I am trying to prove the following inequality:
$$ x^T(I_d-11^T/d)x \ge 0 $$
where $d$ is a non-negative integer, $I_d$ a $d\times d$ identity matrix and $1$ a $d \times 1$ vector composed of ones. I can prove this by using the lemma that for any real symmetric $d \times d$ matrix $A$ the following holds:
$$ \lambda_{(1)} \le \frac{x^TAx}{x^Tx} \le \lambda_{(d)} $$
where $\lambda_{(1)}$ is the smallest and $\lambda_{(d)}$ the largest eigenvalue. Combining this in the above equation one can show (if I am not mistaken) that
$$ 0 \le x^T(I_d-11^T/d)x \le x^Tx $$
which proves the semi-positive definiteness.
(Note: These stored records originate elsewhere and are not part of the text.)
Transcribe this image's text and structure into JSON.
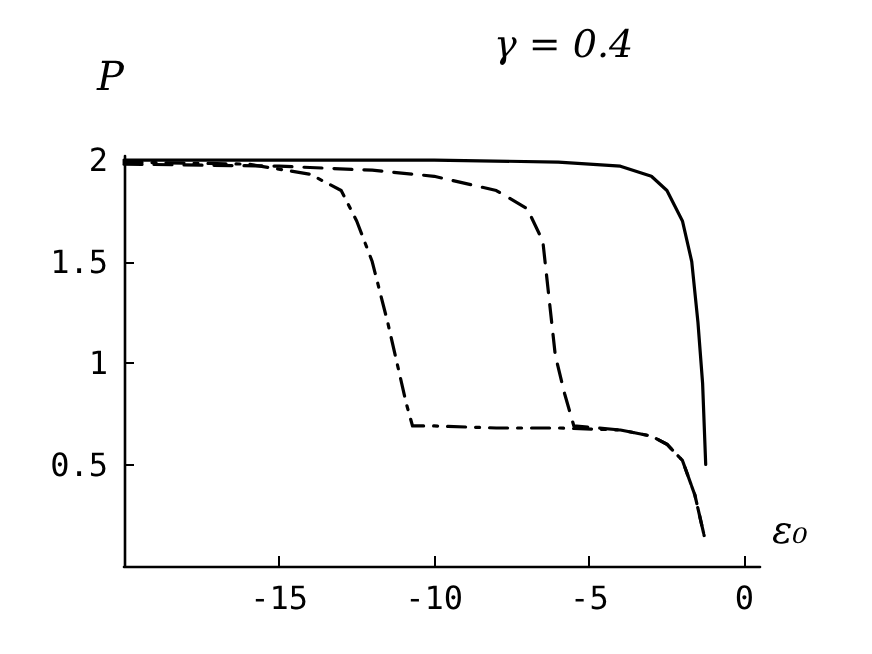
{
  "chart_data": {
    "type": "line",
    "title": "γ = 0.4",
    "ylabel": "P",
    "xlabel": "ε₀",
    "xlim": [
      -20,
      0.5
    ],
    "xticks": [
      -15,
      -10,
      -5,
      0
    ],
    "ylim": [
      0,
      2.02
    ],
    "yticks": [
      0.5,
      1,
      1.5,
      2
    ],
    "series": [
      {
        "color": "#000000",
        "line_style": "solid",
        "x": [
          -20,
          -10,
          -6,
          -4,
          -3,
          -2.5,
          -2,
          -1.7,
          -1.5,
          -1.35,
          -1.25
        ],
        "values": [
          2,
          2,
          1.99,
          1.97,
          1.92,
          1.85,
          1.7,
          1.5,
          1.2,
          0.9,
          0.5
        ]
      },
      {
        "color": "#000000",
        "line_style": "dashed",
        "x": [
          -20,
          -15,
          -12,
          -10,
          -8,
          -7,
          -6.5,
          -6.1,
          -5.8,
          -5.5,
          -4,
          -3,
          -2.5,
          -2,
          -1.6,
          -1.3
        ],
        "values": [
          1.98,
          1.97,
          1.95,
          1.92,
          1.85,
          1.76,
          1.6,
          1.04,
          0.85,
          0.69,
          0.67,
          0.64,
          0.6,
          0.52,
          0.35,
          0.15
        ]
      },
      {
        "color": "#000000",
        "line_style": "dashdot",
        "x": [
          -20,
          -16,
          -14,
          -13,
          -12.5,
          -12,
          -11.5,
          -11.2,
          -10.9,
          -10.7,
          -10,
          -8,
          -6,
          -4,
          -3,
          -2.5,
          -2,
          -1.6,
          -1.3
        ],
        "values": [
          1.99,
          1.98,
          1.93,
          1.85,
          1.7,
          1.5,
          1.2,
          1.0,
          0.8,
          0.69,
          0.69,
          0.68,
          0.68,
          0.67,
          0.64,
          0.6,
          0.52,
          0.35,
          0.15
        ]
      }
    ]
  }
}
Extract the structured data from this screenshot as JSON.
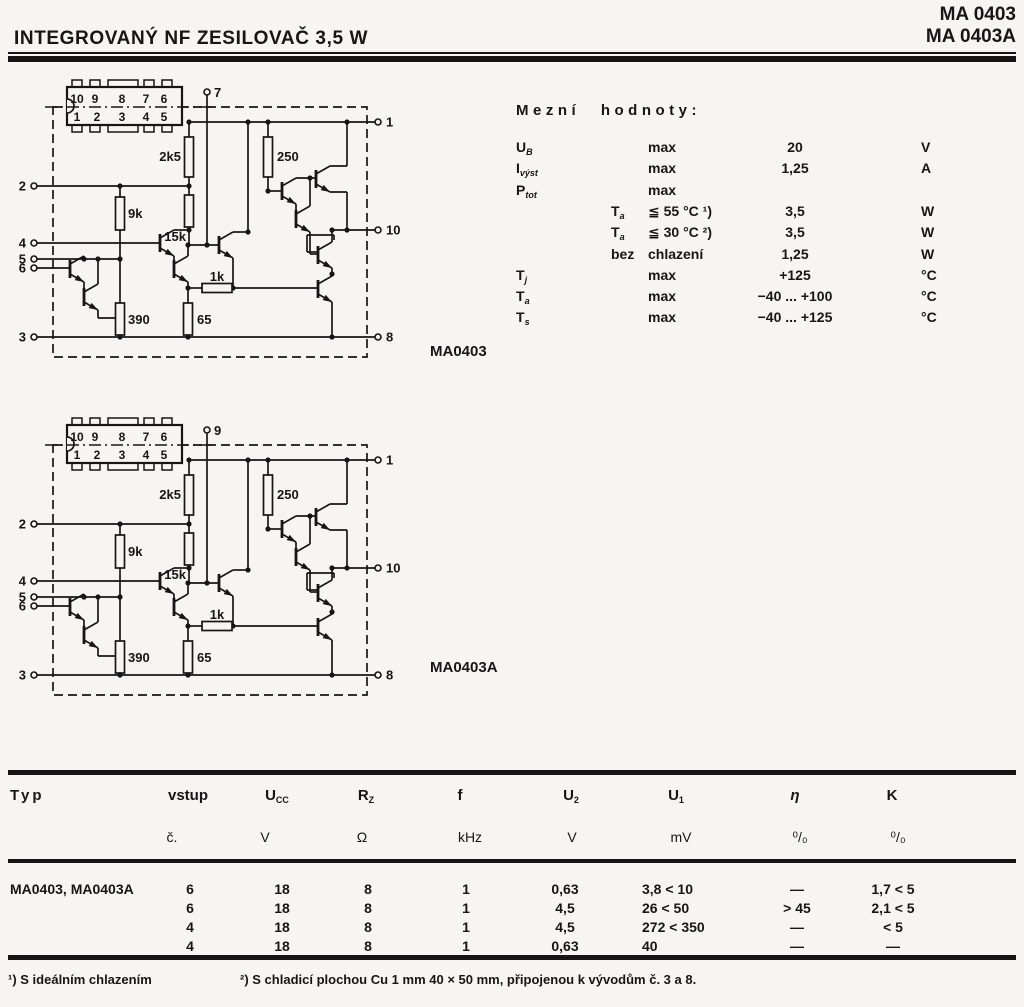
{
  "page": {
    "bg": "#f6f5f1",
    "ink": "#161616"
  },
  "header": {
    "title": "INTEGROVANÝ NF ZESILOVAČ 3,5 W",
    "part_top": "MA 0403",
    "part_bottom": "MA 0403A"
  },
  "limits": {
    "title": "Mezní hodnoty:",
    "rows": [
      {
        "sym": {
          "m": "U",
          "s": "B"
        },
        "mid": "max",
        "val": "20",
        "unit": "V"
      },
      {
        "sym": {
          "m": "I",
          "s": "výst"
        },
        "mid": "max",
        "val": "1,25",
        "unit": "A"
      },
      {
        "sym": {
          "m": "P",
          "s": "tot"
        },
        "mid": "max",
        "val": "",
        "unit": ""
      },
      {
        "pre": {
          "m": "T",
          "s": "a"
        },
        "mid": "≦ 55 °C ¹)",
        "val": "3,5",
        "unit": "W"
      },
      {
        "pre": {
          "m": "T",
          "s": "a"
        },
        "mid": "≦ 30 °C ²)",
        "val": "3,5",
        "unit": "W"
      },
      {
        "pre": {
          "m": "bez"
        },
        "mid": "chlazení",
        "val": "1,25",
        "unit": "W"
      },
      {
        "sym": {
          "m": "T",
          "s": "j"
        },
        "mid": "max",
        "val": "+125",
        "unit": "°C"
      },
      {
        "sym": {
          "m": "T",
          "s": "a"
        },
        "mid": "max",
        "val": "−40 ... +100",
        "unit": "°C"
      },
      {
        "sym": {
          "m": "T",
          "s": "s"
        },
        "mid": "max",
        "val": "−40 ... +125",
        "unit": "°C"
      }
    ]
  },
  "schematic_shared": {
    "package_pins_top": [
      "10",
      "9",
      "8",
      "7",
      "6"
    ],
    "package_pins_bottom": [
      "1",
      "2",
      "3",
      "4",
      "5"
    ],
    "resistor_labels": [
      "2k5",
      "250",
      "9k",
      "15k",
      "1k",
      "390",
      "65"
    ]
  },
  "schematics": [
    {
      "caption": "MA0403",
      "terminal_top": "7",
      "terminals_left": [
        "2",
        "4",
        "5",
        "6",
        "3"
      ],
      "terminals_right": [
        "1",
        "10",
        "8"
      ]
    },
    {
      "caption": "MA0403A",
      "terminal_top": "9",
      "terminals_left": [
        "2",
        "4",
        "5",
        "6",
        "3"
      ],
      "terminals_right": [
        "1",
        "10",
        "8"
      ]
    }
  ],
  "table": {
    "headers": [
      {
        "m": "Typ"
      },
      {
        "m": "vstup"
      },
      {
        "m": "U",
        "s": "CC"
      },
      {
        "m": "R",
        "s": "Z"
      },
      {
        "m": "f"
      },
      {
        "m": "U",
        "s": "2"
      },
      {
        "m": "U",
        "s": "1"
      },
      {
        "m": "η",
        "italic": true
      },
      {
        "m": "K"
      }
    ],
    "units": [
      "",
      "č.",
      "V",
      "Ω",
      "kHz",
      "V",
      "mV",
      "⁰/₀",
      "⁰/₀"
    ],
    "row_label": "MA0403, MA0403A",
    "rows": [
      [
        "6",
        "18",
        "8",
        "1",
        "0,63",
        "3,8 < 10",
        "—",
        "1,7 < 5"
      ],
      [
        "6",
        "18",
        "8",
        "1",
        "4,5",
        "26  < 50",
        "> 45",
        "2,1 < 5"
      ],
      [
        "4",
        "18",
        "8",
        "1",
        "4,5",
        "272 < 350",
        "—",
        "< 5"
      ],
      [
        "4",
        "18",
        "8",
        "1",
        "0,63",
        "40",
        "—",
        "—"
      ]
    ]
  },
  "footnotes": [
    "¹) S ideálním chlazením",
    "²) S chladicí plochou Cu 1 mm 40 × 50 mm, připojenou k vývodům č. 3 a 8."
  ]
}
Are there any more intuitive ways to prove this without the appeal to this lemma?
Sure. Let $v$ denote the unit-vector $1/\sqrt{d}$. Then $$ (I - 11^T/d) = (I - vv^T) $$ It follows that $$ x^T(I - 11^T/d)x = x^T(I - vv^T)x^T = x^Tx - (x^Tv)^2 =\\ \|x\|^2 - |\langle x,v \rangle|^2 $$ and by Cauchy-Schwarz, this must be non-negative.